Date of Award


Document Type


Degree Name

Doctor of Ministry (DMin)




It is my claim that evangelism has become focused on the proclamation of a message that is presumed to be an accurate expression of the biblical concept of gospel. Evangelism within the evangelical community, perceived primarily as proclamation, has become a specialized function of the church. It is too often separated not only from the normative experience of the average Christian but also from the idea of discipleship, or spiritual formation. There are possible solutions to this problem, such as more training, increased efforts at city-wide crusades, more seeker-oriented services, continuation of church planting, a stronger focus on those "gifted" to do evangelism or even the dismantling of traditional churches and the releasing of people into natural connections with non-Christian people. Although many different types of efforts at evangelism continue to take place, the effects appear to be minimal since researchers show that church attendance and affiliation with Christian faith is decreasing in the United States.
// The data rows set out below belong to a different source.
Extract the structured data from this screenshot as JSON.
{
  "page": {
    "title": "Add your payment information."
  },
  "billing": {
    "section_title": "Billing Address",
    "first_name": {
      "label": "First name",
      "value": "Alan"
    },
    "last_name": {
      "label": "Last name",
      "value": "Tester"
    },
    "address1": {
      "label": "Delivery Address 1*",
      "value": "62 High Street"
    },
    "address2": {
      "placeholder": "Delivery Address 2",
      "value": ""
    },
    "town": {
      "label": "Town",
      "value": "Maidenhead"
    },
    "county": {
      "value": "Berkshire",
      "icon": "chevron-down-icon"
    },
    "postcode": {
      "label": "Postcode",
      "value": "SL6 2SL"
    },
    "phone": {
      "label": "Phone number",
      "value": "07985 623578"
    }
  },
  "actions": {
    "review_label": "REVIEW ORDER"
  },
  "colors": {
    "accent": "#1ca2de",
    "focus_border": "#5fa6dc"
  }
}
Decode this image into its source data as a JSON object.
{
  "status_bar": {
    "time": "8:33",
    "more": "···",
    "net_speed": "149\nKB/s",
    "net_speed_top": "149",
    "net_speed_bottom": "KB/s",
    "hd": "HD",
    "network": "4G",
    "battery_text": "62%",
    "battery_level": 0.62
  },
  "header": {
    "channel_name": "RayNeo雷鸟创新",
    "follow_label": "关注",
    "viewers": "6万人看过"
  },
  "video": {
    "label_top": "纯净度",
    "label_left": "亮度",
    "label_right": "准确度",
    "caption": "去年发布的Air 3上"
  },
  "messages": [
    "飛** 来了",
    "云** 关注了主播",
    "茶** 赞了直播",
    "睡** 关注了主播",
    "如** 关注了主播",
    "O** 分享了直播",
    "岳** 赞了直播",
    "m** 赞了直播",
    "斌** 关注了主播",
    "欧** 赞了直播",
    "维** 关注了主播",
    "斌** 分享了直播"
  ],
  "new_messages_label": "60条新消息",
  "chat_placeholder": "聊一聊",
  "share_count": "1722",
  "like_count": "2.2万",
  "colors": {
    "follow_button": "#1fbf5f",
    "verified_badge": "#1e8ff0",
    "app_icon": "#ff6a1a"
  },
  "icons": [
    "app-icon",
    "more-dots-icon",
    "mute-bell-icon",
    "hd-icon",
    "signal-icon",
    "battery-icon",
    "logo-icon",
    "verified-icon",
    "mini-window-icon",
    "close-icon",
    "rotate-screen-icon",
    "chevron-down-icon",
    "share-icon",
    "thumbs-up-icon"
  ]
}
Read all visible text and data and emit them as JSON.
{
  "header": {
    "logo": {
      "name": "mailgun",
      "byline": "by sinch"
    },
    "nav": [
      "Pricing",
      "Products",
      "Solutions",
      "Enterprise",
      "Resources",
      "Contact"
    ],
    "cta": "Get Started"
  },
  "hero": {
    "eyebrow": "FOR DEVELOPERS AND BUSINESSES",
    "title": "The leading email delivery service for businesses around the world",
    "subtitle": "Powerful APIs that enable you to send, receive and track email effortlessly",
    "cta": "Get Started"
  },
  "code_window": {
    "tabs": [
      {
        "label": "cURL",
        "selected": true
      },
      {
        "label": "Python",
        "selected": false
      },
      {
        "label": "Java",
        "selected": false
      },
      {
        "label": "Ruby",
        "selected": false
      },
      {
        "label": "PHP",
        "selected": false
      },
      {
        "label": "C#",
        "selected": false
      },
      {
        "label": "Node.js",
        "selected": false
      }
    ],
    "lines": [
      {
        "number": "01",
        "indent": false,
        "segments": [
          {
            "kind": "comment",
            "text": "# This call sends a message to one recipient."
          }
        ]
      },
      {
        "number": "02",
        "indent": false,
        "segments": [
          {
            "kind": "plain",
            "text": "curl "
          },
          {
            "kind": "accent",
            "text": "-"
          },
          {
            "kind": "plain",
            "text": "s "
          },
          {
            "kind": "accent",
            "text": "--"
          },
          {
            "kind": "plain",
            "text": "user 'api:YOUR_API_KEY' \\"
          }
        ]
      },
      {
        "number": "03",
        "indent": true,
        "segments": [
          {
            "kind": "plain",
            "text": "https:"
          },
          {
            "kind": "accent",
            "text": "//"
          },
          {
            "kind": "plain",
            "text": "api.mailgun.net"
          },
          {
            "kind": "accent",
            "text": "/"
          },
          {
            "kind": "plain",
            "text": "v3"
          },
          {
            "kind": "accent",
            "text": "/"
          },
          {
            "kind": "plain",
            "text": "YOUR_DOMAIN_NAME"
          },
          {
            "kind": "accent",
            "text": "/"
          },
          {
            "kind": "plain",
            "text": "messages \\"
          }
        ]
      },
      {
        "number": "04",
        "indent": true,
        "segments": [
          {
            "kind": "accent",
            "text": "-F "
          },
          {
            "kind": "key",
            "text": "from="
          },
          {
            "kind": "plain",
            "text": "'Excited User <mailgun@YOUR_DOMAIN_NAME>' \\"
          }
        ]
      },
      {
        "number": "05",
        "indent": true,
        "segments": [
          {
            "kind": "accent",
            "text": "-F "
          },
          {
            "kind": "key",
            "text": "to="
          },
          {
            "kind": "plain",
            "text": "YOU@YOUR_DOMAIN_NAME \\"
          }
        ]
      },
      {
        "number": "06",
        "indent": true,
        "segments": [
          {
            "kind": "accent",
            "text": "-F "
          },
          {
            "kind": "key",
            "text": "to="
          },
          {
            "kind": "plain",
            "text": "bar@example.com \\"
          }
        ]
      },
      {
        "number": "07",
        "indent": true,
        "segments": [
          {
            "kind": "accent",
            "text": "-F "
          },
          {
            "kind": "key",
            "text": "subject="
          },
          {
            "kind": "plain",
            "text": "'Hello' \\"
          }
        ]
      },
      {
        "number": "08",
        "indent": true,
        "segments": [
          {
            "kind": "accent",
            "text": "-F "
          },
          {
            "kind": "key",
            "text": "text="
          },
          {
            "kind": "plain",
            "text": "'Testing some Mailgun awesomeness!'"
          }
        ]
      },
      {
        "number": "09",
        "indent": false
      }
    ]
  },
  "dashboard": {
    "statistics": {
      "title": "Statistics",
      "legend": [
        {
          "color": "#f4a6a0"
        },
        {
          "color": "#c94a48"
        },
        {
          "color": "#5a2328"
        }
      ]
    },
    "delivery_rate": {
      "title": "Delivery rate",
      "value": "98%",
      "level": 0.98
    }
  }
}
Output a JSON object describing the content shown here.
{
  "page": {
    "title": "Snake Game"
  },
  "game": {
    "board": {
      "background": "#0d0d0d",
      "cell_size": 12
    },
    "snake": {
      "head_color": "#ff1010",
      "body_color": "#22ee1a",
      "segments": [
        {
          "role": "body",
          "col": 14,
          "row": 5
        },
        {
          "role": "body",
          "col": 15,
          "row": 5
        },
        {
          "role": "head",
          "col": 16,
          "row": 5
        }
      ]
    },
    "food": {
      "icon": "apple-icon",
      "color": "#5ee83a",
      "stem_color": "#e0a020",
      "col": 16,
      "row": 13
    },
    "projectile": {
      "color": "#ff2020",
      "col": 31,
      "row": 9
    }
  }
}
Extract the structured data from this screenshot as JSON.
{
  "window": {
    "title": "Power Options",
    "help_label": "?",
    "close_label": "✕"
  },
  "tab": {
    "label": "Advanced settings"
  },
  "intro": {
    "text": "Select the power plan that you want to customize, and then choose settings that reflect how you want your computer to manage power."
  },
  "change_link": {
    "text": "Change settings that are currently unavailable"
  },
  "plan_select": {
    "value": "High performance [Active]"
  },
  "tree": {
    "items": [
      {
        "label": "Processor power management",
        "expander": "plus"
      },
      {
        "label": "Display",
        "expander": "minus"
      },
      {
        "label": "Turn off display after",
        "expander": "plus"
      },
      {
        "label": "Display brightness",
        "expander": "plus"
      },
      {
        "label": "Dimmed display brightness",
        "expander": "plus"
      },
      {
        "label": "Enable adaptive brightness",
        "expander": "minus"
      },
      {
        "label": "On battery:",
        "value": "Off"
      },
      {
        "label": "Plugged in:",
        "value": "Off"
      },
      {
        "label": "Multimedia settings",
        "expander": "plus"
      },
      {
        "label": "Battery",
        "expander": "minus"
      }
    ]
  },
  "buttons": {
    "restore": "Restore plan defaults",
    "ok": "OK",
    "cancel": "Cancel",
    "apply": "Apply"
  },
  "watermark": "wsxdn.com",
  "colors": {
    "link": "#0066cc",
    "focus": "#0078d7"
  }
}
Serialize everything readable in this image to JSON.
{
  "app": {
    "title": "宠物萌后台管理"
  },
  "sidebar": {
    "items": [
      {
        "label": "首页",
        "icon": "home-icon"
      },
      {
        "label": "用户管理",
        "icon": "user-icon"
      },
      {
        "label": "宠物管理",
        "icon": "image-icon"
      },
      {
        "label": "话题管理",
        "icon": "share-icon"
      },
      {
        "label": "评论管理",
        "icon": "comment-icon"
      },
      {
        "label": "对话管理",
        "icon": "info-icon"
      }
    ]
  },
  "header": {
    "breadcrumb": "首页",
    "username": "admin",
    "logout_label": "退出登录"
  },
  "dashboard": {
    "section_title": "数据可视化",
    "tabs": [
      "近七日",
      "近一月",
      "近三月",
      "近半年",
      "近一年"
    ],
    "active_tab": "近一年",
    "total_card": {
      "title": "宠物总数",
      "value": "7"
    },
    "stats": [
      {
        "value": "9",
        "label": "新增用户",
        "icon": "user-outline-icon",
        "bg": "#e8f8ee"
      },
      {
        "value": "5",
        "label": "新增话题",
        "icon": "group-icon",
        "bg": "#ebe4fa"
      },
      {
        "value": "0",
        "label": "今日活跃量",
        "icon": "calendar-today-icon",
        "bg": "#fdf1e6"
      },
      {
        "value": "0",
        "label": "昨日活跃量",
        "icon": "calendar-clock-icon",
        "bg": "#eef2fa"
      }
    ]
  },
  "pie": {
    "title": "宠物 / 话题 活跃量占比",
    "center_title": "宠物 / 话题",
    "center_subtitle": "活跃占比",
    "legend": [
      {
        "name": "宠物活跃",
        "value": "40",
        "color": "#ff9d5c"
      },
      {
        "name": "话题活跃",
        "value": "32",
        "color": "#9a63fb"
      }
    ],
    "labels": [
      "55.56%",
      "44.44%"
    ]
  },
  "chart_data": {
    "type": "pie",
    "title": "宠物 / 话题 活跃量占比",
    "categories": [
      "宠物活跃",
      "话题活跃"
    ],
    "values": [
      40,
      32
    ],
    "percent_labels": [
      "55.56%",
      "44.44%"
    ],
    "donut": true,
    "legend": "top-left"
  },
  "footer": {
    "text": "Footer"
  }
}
I am further claiming that evangelism is properly understood as a multi-faceted expression of the reality of God's kingdom that involves human participation in God's ongoing ministry in the world and is demonstrated as an outflow of Christian spiritual formation. I will explore the practice of spiritual direction and suggest how that ancient practice provides an appropriate approach to evangelism in the emerging culture. I am proposing a book in the form of a fictional narrative in order to illustrate how the natural expression of evangelism in the form of spiritual direction might take place in the lives of people in a way that is very different from more traditional forms of evangelism. My project will address the challenges that western Christians face in evangelism in terms of both theology and practice. The story will be a narrative that is formed around the key elements of my research.